Students trade glass slides for computer screens
Is there anyone who doesn't recall twiddling the knurled knob of a microscope in science class to bring a specimen on a glass slide into focus? Certainly medical students spend many an hour peering through microscopes at tissue samples-but not as many hours as they used to.
Virtual microscopy-the examination of digital images on a computer screen, rather than of glass slides through a microscope-is quickly replacing conventional microscopy at medical schools across the country. Dr. Brent Harris, the co-coordinator of pathology in DMS's second-year Scientific Basis of Medicine curriculum, made the leap into the new technology four years ago. He was impelled by the fact that he faced an expensive prospect-the need to replace the class's old teaching slide sets. Over the years, many slides had been cracked, broken, or lost. It seemed like a good time to try virtual microscopy (VM).
Focus: Now, a single slide of any given biopsy specimen can be scanned and posted on a website, where all the students in the class can view it. Students can focus in and out on the image and move it around, just like a glass slide on the stage of a microscope. Harris has long since become a believer. The benefits are many: no slides to lose or break; reduced need to service student microscopes; reduced cost to prepare slides; increased ability to use very small biopsy specimens, since a single slide can be digitized for the whole class; and increased uniformity, since students all view the same slide.
VM also allows students to study pathology at home without having to lug a heavy microscope with them. Another advantage is that several students and instructors can look at the same image at the same time on their individual laptops, while comparing notes about what they see.

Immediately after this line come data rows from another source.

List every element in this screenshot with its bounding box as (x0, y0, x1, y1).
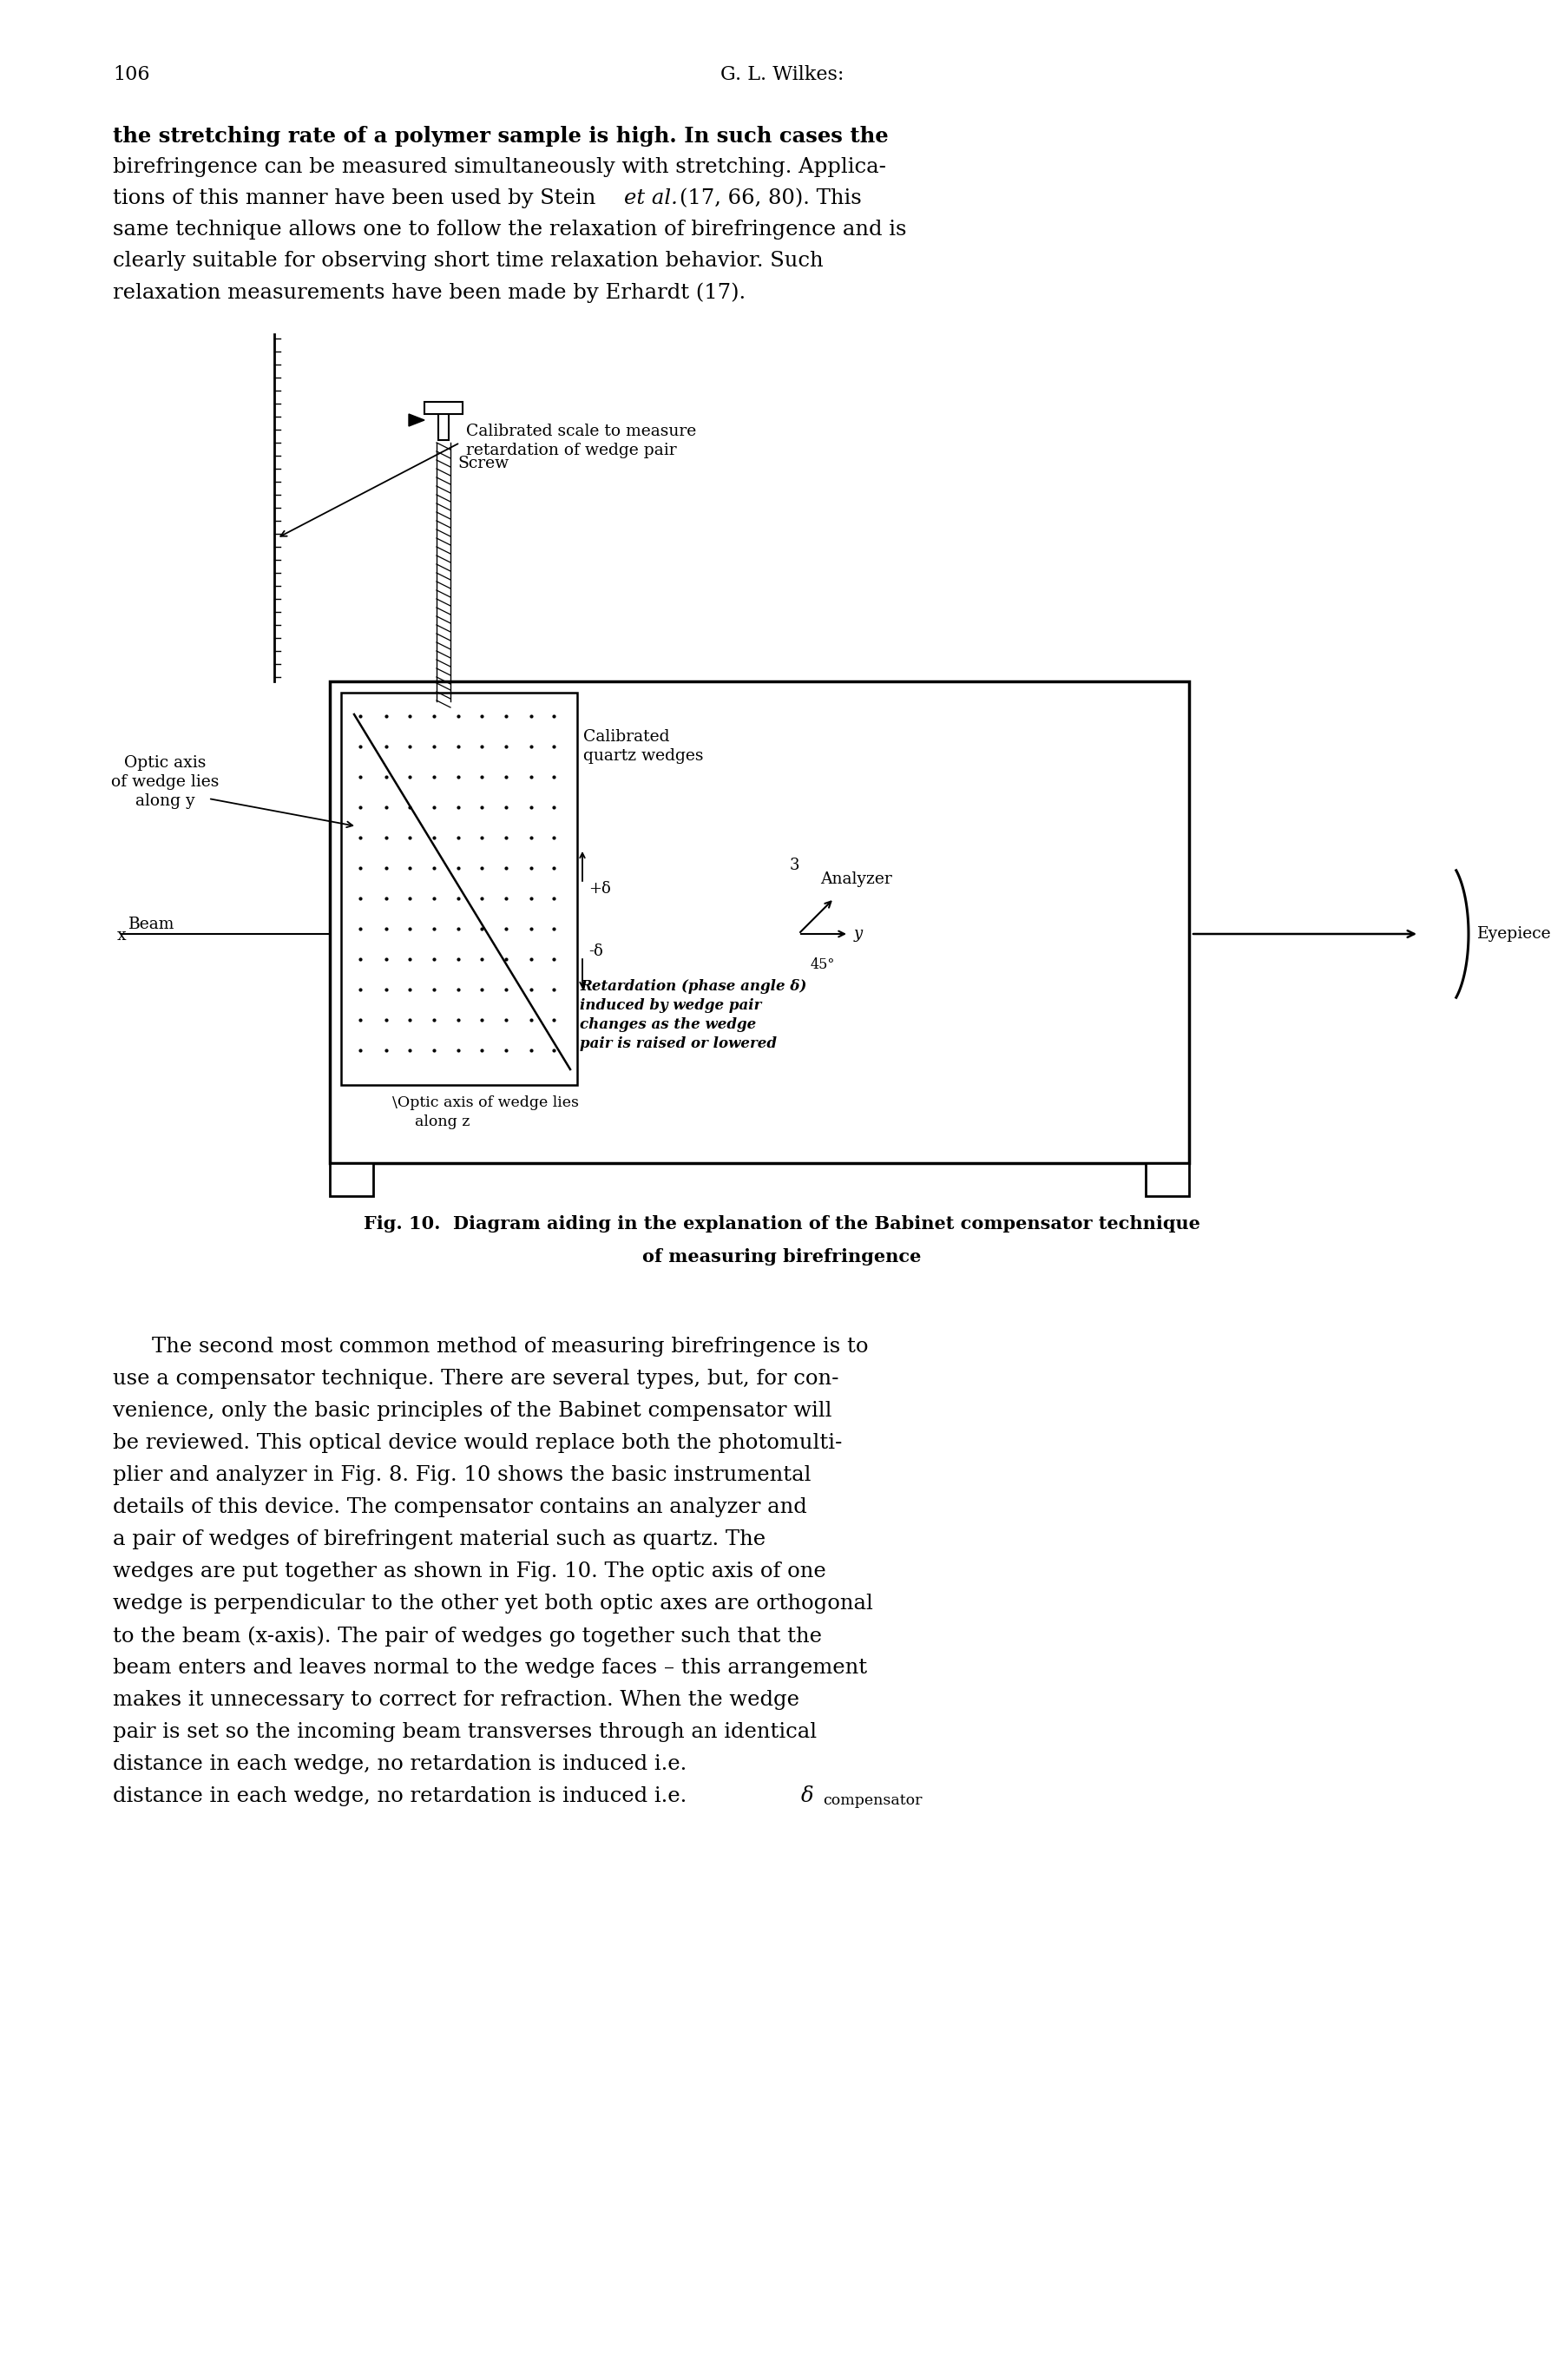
Text: use a compensator technique. There are several types, but, for con-: use a compensator technique. There are s… (113, 1368, 838, 1390)
Text: compensator: compensator (823, 1792, 923, 1809)
Text: \Optic axis of wedge lies: \Optic axis of wedge lies (393, 1095, 579, 1109)
Text: tions of this manner have been used by Stein: tions of this manner have been used by S… (113, 188, 602, 209)
Text: quartz wedges: quartz wedges (583, 747, 704, 764)
Text: beam enters and leaves normal to the wedge faces – this arrangement: beam enters and leaves normal to the wed… (113, 1659, 866, 1678)
Text: distance in each wedge, no retardation is induced i.e.: distance in each wedge, no retardation i… (113, 1787, 687, 1806)
Text: Retardation (phase angle δ): Retardation (phase angle δ) (580, 978, 807, 995)
Text: same technique allows one to follow the relaxation of birefringence and is: same technique allows one to follow the … (113, 219, 907, 240)
Text: along z: along z (414, 1114, 469, 1128)
Bar (330, 1164, 374, 1197)
Text: Beam: Beam (128, 916, 175, 933)
Text: relaxation measurements have been made by Erhardt (17).: relaxation measurements have been made b… (113, 283, 746, 302)
Text: a pair of wedges of birefringent material such as quartz. The: a pair of wedges of birefringent materia… (113, 1530, 766, 1549)
Text: 106: 106 (113, 64, 150, 83)
Text: the stretching rate of a polymer sample is high. In such cases the: the stretching rate of a polymer sample … (113, 126, 888, 148)
Text: y: y (854, 926, 863, 942)
Text: δ: δ (801, 1787, 813, 1806)
Text: The second most common method of measuring birefringence is to: The second most common method of measuri… (152, 1338, 868, 1357)
Text: Eyepiece: Eyepiece (1478, 926, 1551, 942)
Text: +δ: +δ (588, 881, 612, 897)
Bar (424, 402, 463, 414)
Text: Analyzer: Analyzer (820, 871, 891, 888)
Text: retardation of wedge pair: retardation of wedge pair (466, 443, 677, 459)
Text: x: x (117, 928, 127, 942)
Text: Calibrated: Calibrated (583, 728, 669, 745)
Text: makes it unnecessary to correct for refraction. When the wedge: makes it unnecessary to correct for refr… (113, 1690, 799, 1709)
Text: pair is raised or lowered: pair is raised or lowered (580, 1035, 777, 1052)
Text: induced by wedge pair: induced by wedge pair (580, 997, 762, 1014)
Bar (438, 407, 449, 440)
Text: to the beam (x-axis). The pair of wedges go together such that the: to the beam (x-axis). The pair of wedges… (113, 1626, 823, 1647)
Text: 3: 3 (790, 857, 799, 873)
Text: (17, 66, 80). This: (17, 66, 80). This (680, 188, 862, 209)
Text: plier and analyzer in Fig. 8. Fig. 10 shows the basic instrumental: plier and analyzer in Fig. 8. Fig. 10 sh… (113, 1466, 812, 1485)
Text: Calibrated scale to measure: Calibrated scale to measure (466, 424, 696, 440)
Text: Screw: Screw (457, 455, 508, 471)
Text: along y: along y (135, 793, 194, 809)
Text: distance in each wedge, no retardation is induced i.e.: distance in each wedge, no retardation i… (113, 1754, 687, 1773)
Text: G. L. Wilkes:: G. L. Wilkes: (719, 64, 845, 83)
Text: wedge is perpendicular to the other yet both optic axes are orthogonal: wedge is perpendicular to the other yet … (113, 1595, 873, 1614)
Text: be reviewed. This optical device would replace both the photomulti-: be reviewed. This optical device would r… (113, 1433, 841, 1454)
Text: et al.: et al. (624, 188, 677, 209)
Text: -δ: -δ (588, 942, 604, 959)
Text: pair is set so the incoming beam transverses through an identical: pair is set so the incoming beam transve… (113, 1723, 816, 1742)
Text: of measuring birefringence: of measuring birefringence (643, 1247, 921, 1266)
Text: birefringence can be measured simultaneously with stretching. Applica-: birefringence can be measured simultaneo… (113, 157, 887, 176)
Bar (1146, 1164, 1189, 1197)
Text: 45°: 45° (810, 957, 835, 973)
Text: Fig. 10.  Diagram aiding in the explanation of the Babinet compensator technique: Fig. 10. Diagram aiding in the explanati… (364, 1216, 1200, 1233)
Text: venience, only the basic principles of the Babinet compensator will: venience, only the basic principles of t… (113, 1402, 832, 1421)
Text: of wedge lies: of wedge lies (111, 774, 219, 790)
Text: wedges are put together as shown in Fig. 10. The optic axis of one: wedges are put together as shown in Fig.… (113, 1561, 826, 1580)
Bar (330, 681, 1189, 1164)
Bar (341, 693, 577, 1085)
Text: details of this device. The compensator contains an analyzer and: details of this device. The compensator … (113, 1497, 807, 1516)
Text: clearly suitable for observing short time relaxation behavior. Such: clearly suitable for observing short tim… (113, 250, 823, 271)
Polygon shape (408, 414, 424, 426)
Text: changes as the wedge: changes as the wedge (580, 1016, 755, 1033)
Text: Optic axis: Optic axis (124, 754, 206, 771)
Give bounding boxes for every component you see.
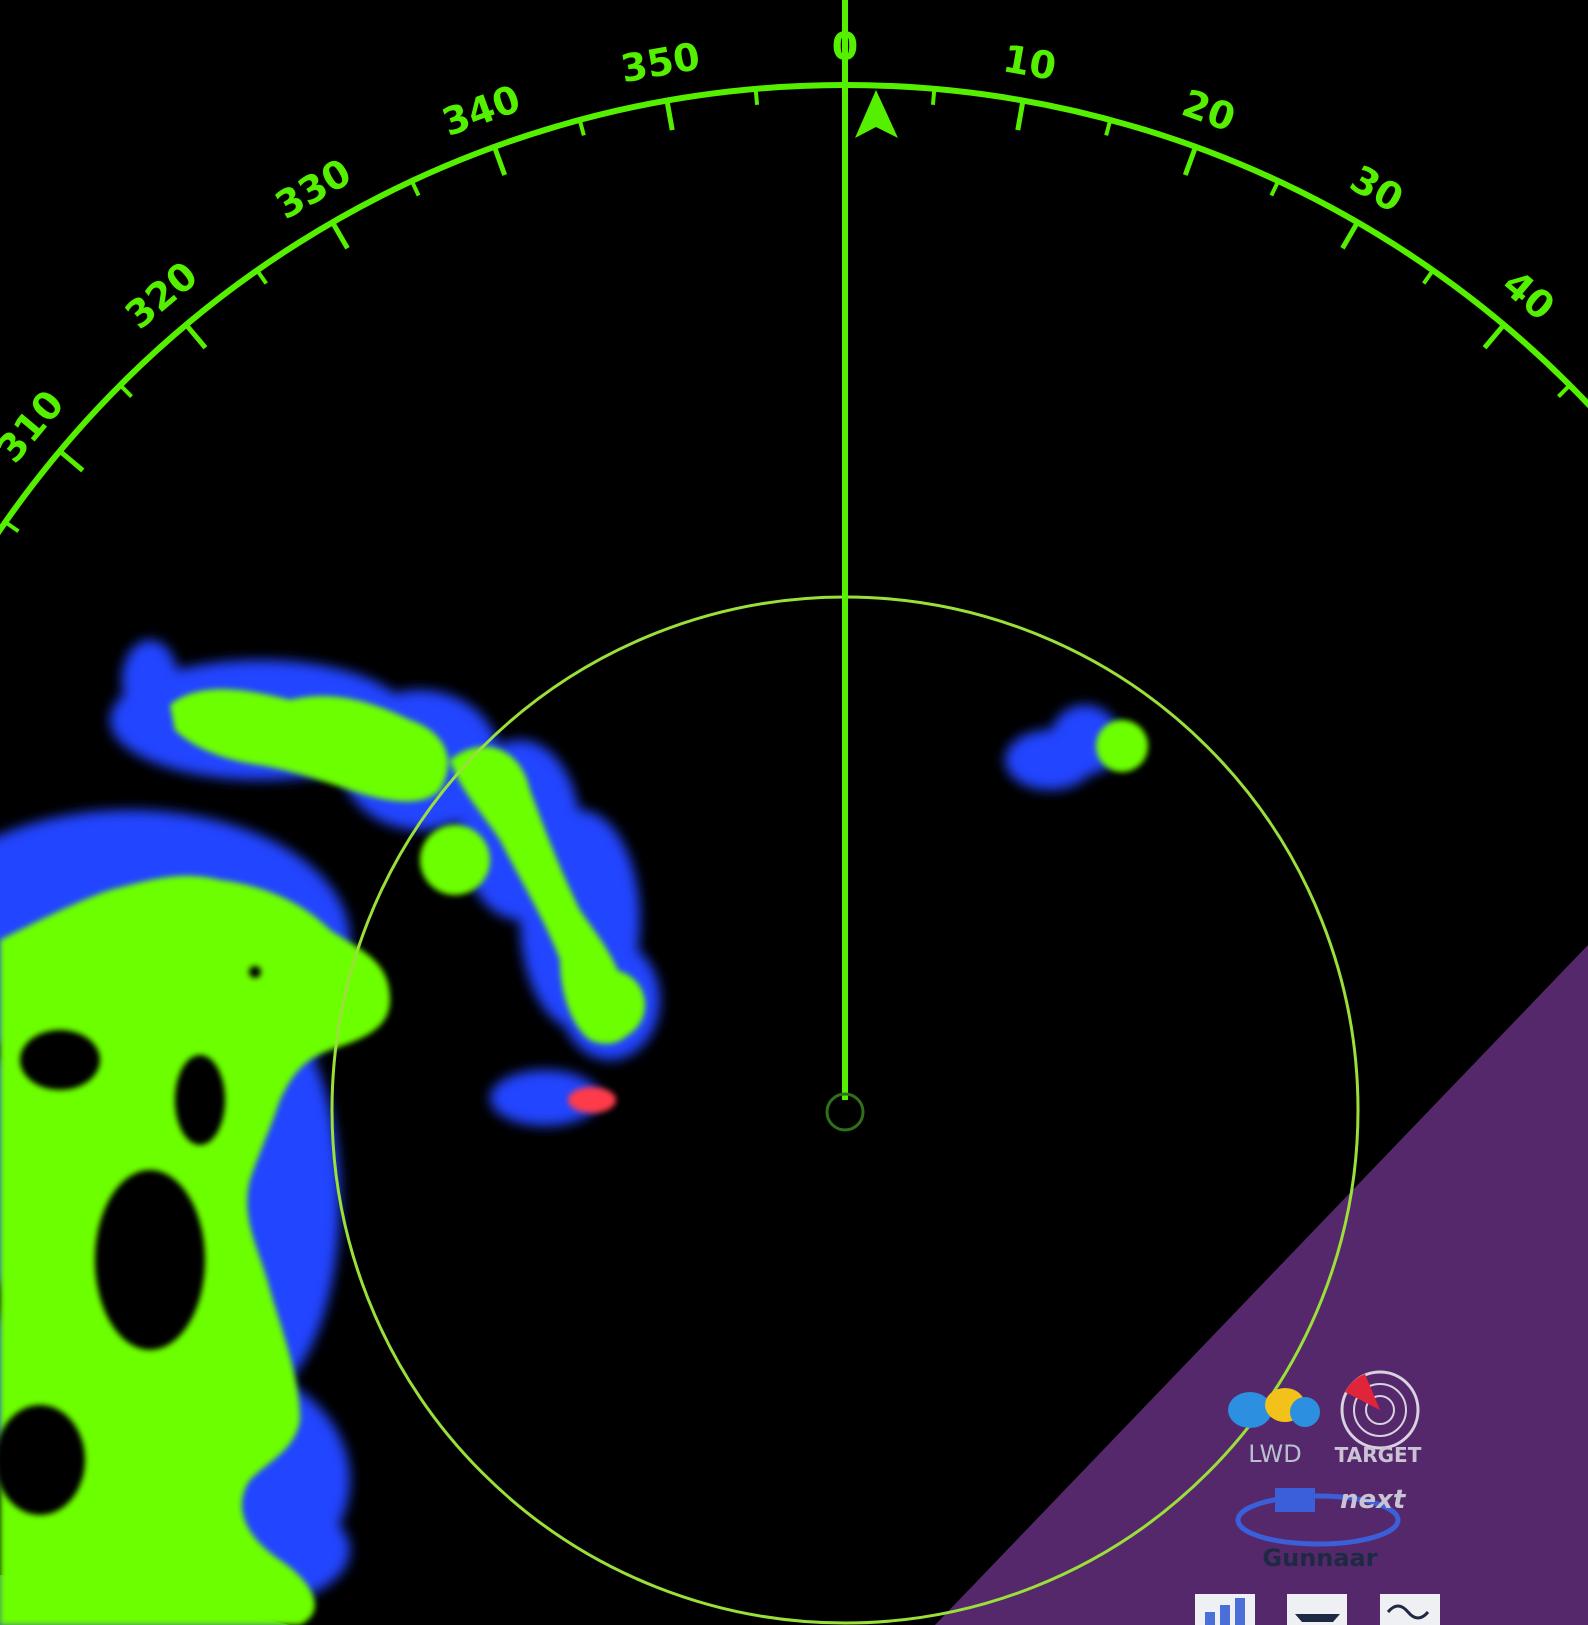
radar-echoes (0, 640, 1148, 1625)
bearing-major-tick (492, 145, 508, 176)
overlay-panel (935, 945, 1588, 1625)
bearing-arc (0, 82, 1588, 536)
bearing-scale (0, 82, 1588, 536)
bearing-label-40: 40 (1494, 261, 1563, 329)
bearing-label-20: 20 (1176, 81, 1241, 140)
bearing-minor-tick (577, 119, 586, 136)
bearing-minor-tick (118, 383, 133, 398)
bearing-minor-tick (410, 180, 421, 197)
bearing-major-tick (1340, 221, 1360, 250)
bearing-minor-tick (4, 520, 20, 533)
bearing-major-tick (1015, 100, 1026, 131)
bearing-major-tick (330, 221, 350, 250)
next-logo: next Gunnaar (1235, 1485, 1407, 1572)
partner-icons (1195, 1594, 1440, 1625)
bearing-labels: 310320330340350010203040 (0, 25, 1563, 471)
target-logo: TARGET (1335, 1370, 1422, 1467)
bearing-minor-tick (753, 88, 760, 106)
bearing-label-310: 310 (0, 382, 73, 471)
bearing-major-tick (664, 100, 675, 131)
logo-group: LWD TARGET next Gunnaar (1195, 1370, 1440, 1625)
bearing-minor-tick (255, 269, 268, 285)
lwd-logo: LWD (1228, 1388, 1320, 1468)
echo-gaps (0, 966, 261, 1515)
bearing-major-tick (58, 449, 85, 473)
next-logo-text: next (1340, 1485, 1407, 1515)
bearing-label-350: 350 (617, 34, 703, 91)
bearing-label-10: 10 (1000, 36, 1060, 89)
bearing-minor-tick (1422, 269, 1435, 285)
target-echo (568, 1087, 616, 1113)
bearing-label-320: 320 (117, 253, 206, 338)
own-ship-center-icon (825, 1092, 865, 1132)
north-arrow-icon (855, 90, 898, 138)
bearing-label-30: 30 (1343, 157, 1411, 222)
target-logo-text: TARGET (1335, 1443, 1422, 1467)
bearing-label-340: 340 (436, 76, 526, 144)
bearing-major-tick (1182, 145, 1198, 176)
bearing-minor-tick (1104, 119, 1113, 136)
bearing-major-tick (184, 323, 208, 350)
bearing-minor-tick (1269, 180, 1280, 197)
gunnaar-logo-text: Gunnaar (1262, 1544, 1377, 1572)
bearing-minor-tick (1557, 383, 1572, 398)
lwd-logo-text: LWD (1248, 1440, 1301, 1468)
bearing-major-tick (1482, 323, 1506, 350)
bearing-minor-tick (930, 88, 937, 106)
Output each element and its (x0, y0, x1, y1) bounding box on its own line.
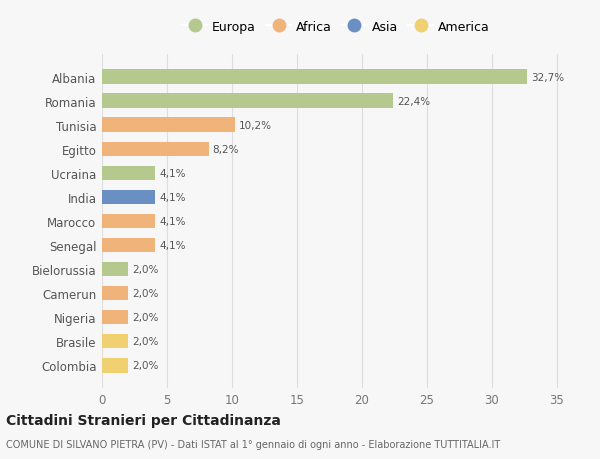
Text: 22,4%: 22,4% (397, 96, 430, 106)
Bar (102, 310, 128, 325)
Bar (102, 238, 155, 253)
Text: 32,7%: 32,7% (531, 73, 564, 83)
Text: 2,0%: 2,0% (132, 360, 158, 370)
Text: 2,0%: 2,0% (132, 289, 158, 298)
Bar (102, 166, 155, 181)
Text: 4,1%: 4,1% (159, 168, 186, 179)
Bar (102, 286, 128, 301)
Text: 4,1%: 4,1% (159, 217, 186, 226)
Bar (102, 190, 155, 205)
Text: COMUNE DI SILVANO PIETRA (PV) - Dati ISTAT al 1° gennaio di ogni anno - Elaboraz: COMUNE DI SILVANO PIETRA (PV) - Dati IST… (6, 440, 500, 449)
Bar (102, 94, 393, 109)
Text: Cittadini Stranieri per Cittadinanza: Cittadini Stranieri per Cittadinanza (6, 414, 281, 428)
Bar (102, 262, 128, 277)
Bar (102, 358, 128, 373)
Bar (102, 334, 128, 349)
Bar (102, 142, 209, 157)
Text: 8,2%: 8,2% (212, 145, 239, 154)
Bar (102, 118, 235, 133)
Bar (102, 70, 527, 84)
Text: 4,1%: 4,1% (159, 192, 186, 202)
Text: 2,0%: 2,0% (132, 336, 158, 347)
Text: 4,1%: 4,1% (159, 241, 186, 251)
Text: 2,0%: 2,0% (132, 264, 158, 274)
Text: 10,2%: 10,2% (239, 120, 271, 130)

Sharp: There are also a few downsides, including the need for enhanced technical support and infrastructure. The first time Harris tried out the new system in class, the server crashed. And VM images aren't quite as sharp as conventional slides, though Harris says they have gotten much better in the past few years. "This technology will be used more and more in clinical applications, very similar to the transition that radiology has gone through. By exposing students now to this important innovation, we are getting them ready for the digital future of pathology," he explains.
Microscopes are still used in some courses, Harris adds, and they retain some advantages in clinical applications-including speed, since it takes time to get a slide scanned. But the days of twiddling a microscope knob may be numbered.